Князь Волконский оказался удивительно талантливым и тонким ценителем «зеленого», садово-паркового искусства. Нижний парк, возникший по его инициативе в 1810-е годы на месте голых оврагов, яркое доказательство этому. Если каноны ампирной архитектуры порой сдерживали фантазию князя, то ландшафтное пространство предоставляло творцу широкие возможности для реализации замыслов. В его обустройстве помогла поэма Делиля «Сады», воспринятая дедом писателя как руководство к действию.

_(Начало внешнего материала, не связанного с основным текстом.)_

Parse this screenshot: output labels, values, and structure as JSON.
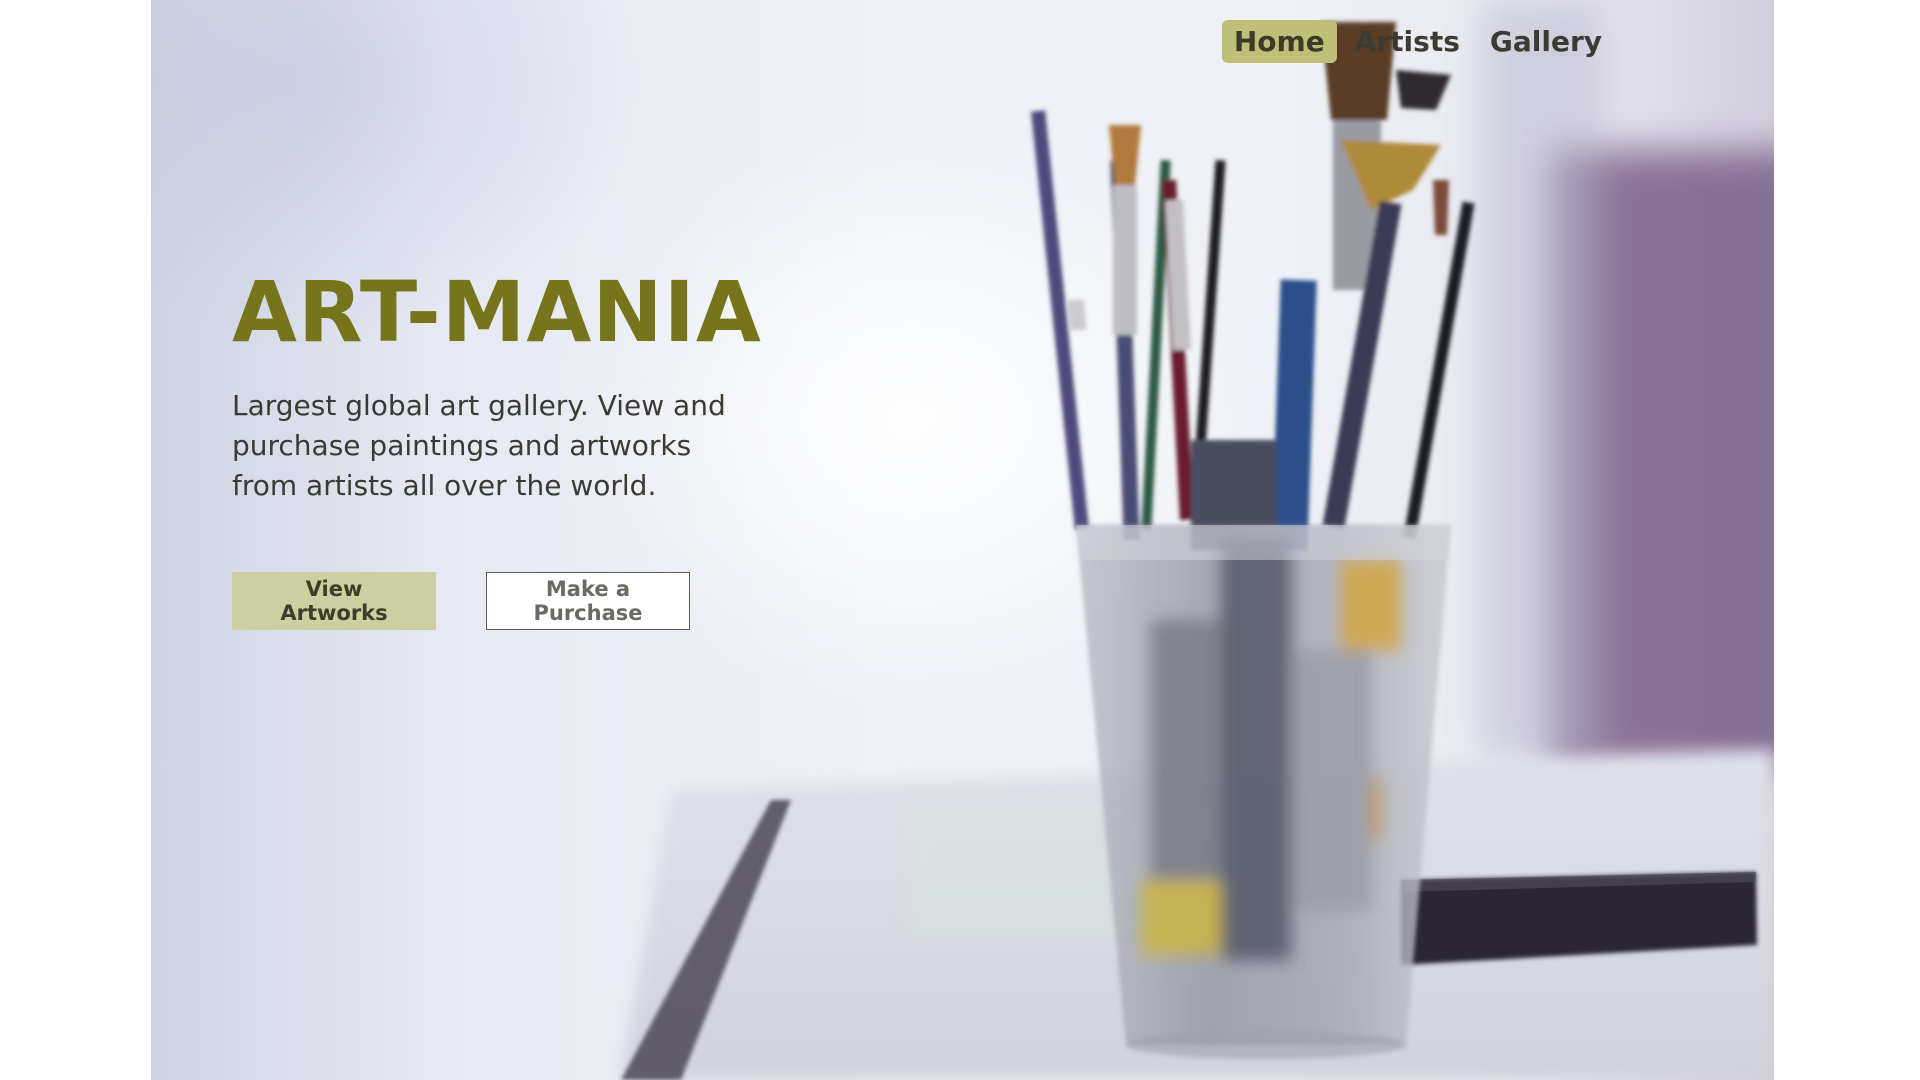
{
  "nav": {
    "items": [
      {
        "label": "Home",
        "active": true
      },
      {
        "label": "Artists",
        "active": false
      },
      {
        "label": "Gallery",
        "active": false
      }
    ]
  },
  "hero": {
    "title": "ART-MANIA",
    "description": "Largest global art gallery. View and purchase paintings and artworks from artists all over the world.",
    "primary_cta": "View Artworks",
    "secondary_cta": "Make a Purchase",
    "background_image": "paintbrushes-in-frosted-glass"
  },
  "colors": {
    "accent": "#76751b",
    "nav_active_bg": "#bfbf78",
    "primary_button_bg": "#cccf9f"
  }
}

Именно парк воплотил в себе усадебную идеологию «сельских радостей». Камерный, небольшого размера,
всего лишь в три десятины, Нижний парк с серебристыми тополями, белыми березами, стройными елями, каскадом искусственных прудов, очаровательными березовыми мостиками, шиповниковыми клумбами, извилистыми дорожками, таинственными пейзажными уголками, вышкой-беседкой, одиноко стоящей, подобно стражу в самой глубине парка, и прочими «садовыми безумствами», оказался на редкость живописным, уютным, привлекательным. Здесь всё взывало не к разуму, а к сердцу.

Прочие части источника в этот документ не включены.